Recall that the “I” stands for “with Immediate return”; it does not block until the message is received.

julia> using MPI

help?> MPI.Irecv!
  req = Irecv!(recvbuf, comm::Comm[, req::AbstractRequest = Request()];
          source::Integer=MPI.ANY_SOURCE, tag::Integer=MPI.ANY_TAG)

  Starts a nonblocking receive into the buffer data from MPI rank source of communicator comm using with the message tag tag.

  data can be a Buffer, or any object for which Buffer(data) is defined.

  Returns the AbstractRequest object for the nonblocking receive.

  External links
  ≡≡≡≡≡≡≡≡≡≡≡≡≡≡

      MPI_Irecv man page: OpenMPI
       (https://docs.open-mpi.org/en/main/man-openmpi/man3/MPI_Irecv.3.html), MPICH
       (https://www.mpich.org/static/docs/v4.0/www3/MPI_Irecv.html)
help?> MPI.Isend
  Isend(data, comm::Comm[, req::AbstractRequest = Request()]; dest::Integer, tag::Integer=0)

  Starts a nonblocking send of data to MPI rank dest of communicator comm using with the message tag tag.

  data can be a Buffer, or any object for which Buffer_send is defined.

  Returns the AbstractRequest object for the nonblocking send.

  External links
  ≡≡≡≡≡≡≡≡≡≡≡≡≡≡

      MPI_Isend man page: OpenMPI
       (https://docs.open-mpi.org/en/main/man-openmpi/man3/MPI_Isend.3.html), MPICH
       (https://www.mpich.org/static/docs/v4.0/www3/MPI_Isend.html)
help?> MPI.Wait
  Wait(req::AbstractRequest)
  status = Wait(req::AbstractRequest, Status)

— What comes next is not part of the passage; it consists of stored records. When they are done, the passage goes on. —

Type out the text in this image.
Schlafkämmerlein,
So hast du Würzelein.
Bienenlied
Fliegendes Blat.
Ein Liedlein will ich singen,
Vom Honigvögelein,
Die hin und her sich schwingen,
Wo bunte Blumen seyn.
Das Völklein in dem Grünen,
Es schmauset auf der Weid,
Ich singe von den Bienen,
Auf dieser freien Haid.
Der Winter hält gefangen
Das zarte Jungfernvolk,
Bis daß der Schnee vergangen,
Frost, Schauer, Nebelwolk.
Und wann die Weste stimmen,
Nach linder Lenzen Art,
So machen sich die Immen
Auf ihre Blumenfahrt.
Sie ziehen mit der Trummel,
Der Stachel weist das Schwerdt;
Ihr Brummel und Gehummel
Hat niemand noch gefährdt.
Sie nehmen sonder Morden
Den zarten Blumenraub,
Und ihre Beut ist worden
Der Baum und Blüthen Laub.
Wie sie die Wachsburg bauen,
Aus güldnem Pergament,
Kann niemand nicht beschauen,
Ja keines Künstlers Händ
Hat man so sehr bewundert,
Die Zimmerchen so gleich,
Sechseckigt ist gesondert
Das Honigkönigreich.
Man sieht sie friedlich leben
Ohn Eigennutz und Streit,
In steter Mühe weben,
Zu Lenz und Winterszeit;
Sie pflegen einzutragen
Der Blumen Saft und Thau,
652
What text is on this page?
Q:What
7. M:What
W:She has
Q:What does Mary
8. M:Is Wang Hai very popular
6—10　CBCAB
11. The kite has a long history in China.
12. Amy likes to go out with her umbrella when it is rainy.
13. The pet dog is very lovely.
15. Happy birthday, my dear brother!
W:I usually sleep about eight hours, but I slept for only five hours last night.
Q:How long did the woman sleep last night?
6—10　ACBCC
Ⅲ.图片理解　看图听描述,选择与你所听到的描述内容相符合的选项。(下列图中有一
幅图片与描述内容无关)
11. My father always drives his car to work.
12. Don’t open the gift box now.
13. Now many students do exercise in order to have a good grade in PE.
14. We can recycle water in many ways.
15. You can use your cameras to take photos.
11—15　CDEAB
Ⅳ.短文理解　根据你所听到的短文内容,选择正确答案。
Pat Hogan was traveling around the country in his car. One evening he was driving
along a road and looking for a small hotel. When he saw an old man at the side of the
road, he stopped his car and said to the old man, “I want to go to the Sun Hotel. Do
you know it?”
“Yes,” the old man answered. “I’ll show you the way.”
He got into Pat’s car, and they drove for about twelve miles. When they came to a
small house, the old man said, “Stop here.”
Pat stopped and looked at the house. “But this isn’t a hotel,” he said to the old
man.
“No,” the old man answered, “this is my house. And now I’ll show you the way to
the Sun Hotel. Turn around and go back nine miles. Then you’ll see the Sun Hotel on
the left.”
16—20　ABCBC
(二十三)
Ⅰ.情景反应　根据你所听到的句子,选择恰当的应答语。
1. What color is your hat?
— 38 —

  Block until the request req is complete and deallocated.

  The Status argument returns the Status of the completed request.

  External links
  ≡≡≡≡≡≡≡≡≡≡≡≡≡≡

      MPI_Wait man page: OpenMPI
       (https://docs.open-mpi.org/en/main/man-openmpi/man3/MPI_Wait.3.html), MPICH
       (https://www.mpich.org/static/docs/v4.0/www3/MPI_Wait.html)
help?> MPI.Waitall
  Waitall(reqs::AbstractVector{Request}[, statuses::Vector{Status}])
  statuses = Waitall(reqs::AbstractVector{Request}, Status)

  Block until all active requests in the array reqs are complete.

  The optional statuses or Status argument can be used to obtain the return Status of each request.

  See also
  ≡≡≡≡≡≡≡≡

      RequestSet can be used to minimize allocations

  External links
  ≡≡≡≡≡≡≡≡≡≡≡≡≡≡

      MPI_Waitall man page: OpenMPI
       (https://docs.open-mpi.org/en/main/man-openmpi/man3/MPI_Waitall.3.html), MPICH
       (https://www.mpich.org/static/docs/v4.0/www3/MPI_Waitall.html)
help?> MPI.Waitany
  i = Waitany(reqs::AbstractVector{Request}[, status::Ref{Status}])
  i, status = Waitany(reqs::AbstractVector{Request}, Status)

  Blocks until one of the requests in the array reqs is complete: if more than one is complete, one is chosen arbitrarily. The request is deallocated and the (1-based) index i of the completed request is returned.

  If there are no active requests, then i = nothing.

  The optional status argument can be used to obtain the return Status of the request.

  See also
  ≡≡≡≡≡≡≡≡

      RequestSet can be used to minimize allocations

  External links
  ≡≡≡≡≡≡≡≡≡≡≡≡≡≡

      MPI_Waitany man page: OpenMPI
       (https://docs.open-mpi.org/en/main/man-openmpi/man3/MPI_Waitany.3.html), MPICH
       (https://www.mpich.org/static/docs/v4.0/www3/MPI_Waitany.html)

Note:

  • The MPI.Waitany function allows a program to wait on any of the request in an array to complete (as opposed to all of them)

  • The functions MPI.Test, MPI.Testany, and MPI.Testall can be used to check whether a request or array of requests is completed without blocking.

2.1 Examples#

Example of non-blocking communication#

Example of a non-blocking communication can be found at julia_codes/module6-2/non_blocking_wait.jl.

If we’re not careful about not waiting on the recv request you can have problems… Example of a buggy version can be found at julia_codes/module6-2/non_blocking_wait_with_bug.jl.

In the following example, which can be found at julia_codes/module6-2/non_blocking_waitall.jl, the MPI.Wait is replaced with MPI.Waitall call.

There is no reason you’d do this, just an example. Generally you do not want to wait on a request until you absolutely have to (so waiting on the send request and receive request together is unneeded!)